[ Aug.2020 ] This is the final part of our walking tour in Alghero, the town on the north western Sardinia in Italy.
The only place we went in to a building during the tour was the cathedral, La Cattedrale di Santa Maria.
First, we looked up the bell tower from via Principe Umberto.
According to Sabrina, our guide, the bell tower and a part of the inside of the cathedral are the oldest, which were started being built in 1500s in the Catalonian gothic style.
The carvings on the door were the typical style of this type of architecture.
She said that the bell tower was open to the public and we could go up between 7 pm and 9 pm, so we decided to come back one day.
We did not go into the cathedral at that point, but walked around it and came to the front of the building.
The facade was made in Neo Classical style, which was completely different from the bell tower, and you could not believe it was the same building.
The columns which looked like either Greek or Roman were the main features and they looked out of place.
This facade was completed in 1862, which means it took about 300 years to build this cathedral.
The reason why it took so long was that when they started building it, they used a lot of expensive materials such as marbles and silvers, so they ran out of the fund, Sabrina told us.
And inside, she pointed out that the nave was wide, but the length of the building was rather short and that was because originally they had planned to build a bigger church, but because of the shortage of money, they had to finish it suddenly, so the balance was not right.
The part behind the marble altar is the oldest.
In this cathedral, there is a coffin of a brother of the king of House of Savoy, because while he was in Sardinia, he suffered from Black Death and died here.
And there is a replica of Virgin of Monserrat, which was given by the Monserrat monastery in Catalonia in Spain.
Apparently people queue to see the real Virgin of Monserrat in the Monserrat monastery, but here, nobody was there.
This virgin is black and there is a white virgin in the same style, too here.
After seeing around in the cathedral, we went out and walked down Piazza Civica and stopped at the place where the Gate of the Sea used to be and that was the end of the tour.

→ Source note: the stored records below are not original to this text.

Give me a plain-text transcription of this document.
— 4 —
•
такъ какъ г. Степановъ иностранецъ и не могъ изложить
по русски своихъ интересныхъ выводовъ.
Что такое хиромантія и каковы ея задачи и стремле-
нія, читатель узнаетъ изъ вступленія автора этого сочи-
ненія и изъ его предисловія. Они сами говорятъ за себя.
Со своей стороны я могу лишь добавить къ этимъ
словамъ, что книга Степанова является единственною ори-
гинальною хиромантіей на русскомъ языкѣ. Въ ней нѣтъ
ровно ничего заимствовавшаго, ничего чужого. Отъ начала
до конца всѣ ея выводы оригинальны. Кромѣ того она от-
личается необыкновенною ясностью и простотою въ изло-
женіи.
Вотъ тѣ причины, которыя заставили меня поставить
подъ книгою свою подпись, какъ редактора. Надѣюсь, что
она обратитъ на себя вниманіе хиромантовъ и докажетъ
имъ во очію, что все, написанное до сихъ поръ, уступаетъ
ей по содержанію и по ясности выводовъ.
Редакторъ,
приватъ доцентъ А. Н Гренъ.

Sabrina asked us “Do you think visiting Sardinia is risky?” and my husband answered “No, not now. In the past it was infamous for the kidnapping, though”.
Apparently around 1970s, the crime of kidnapping the children of wealthy families from all over Italy and hiding them in Sardinia was rampant and some students from my husband’s school were kidnapped, too.
The young Sabrina who asked the question, thinking about Corona Virus, was very surprised and said “That was a very long time ago, wasn’t it?”.
So the ending of the tour was a bit funny, but the tour itself was very good and informative anyway.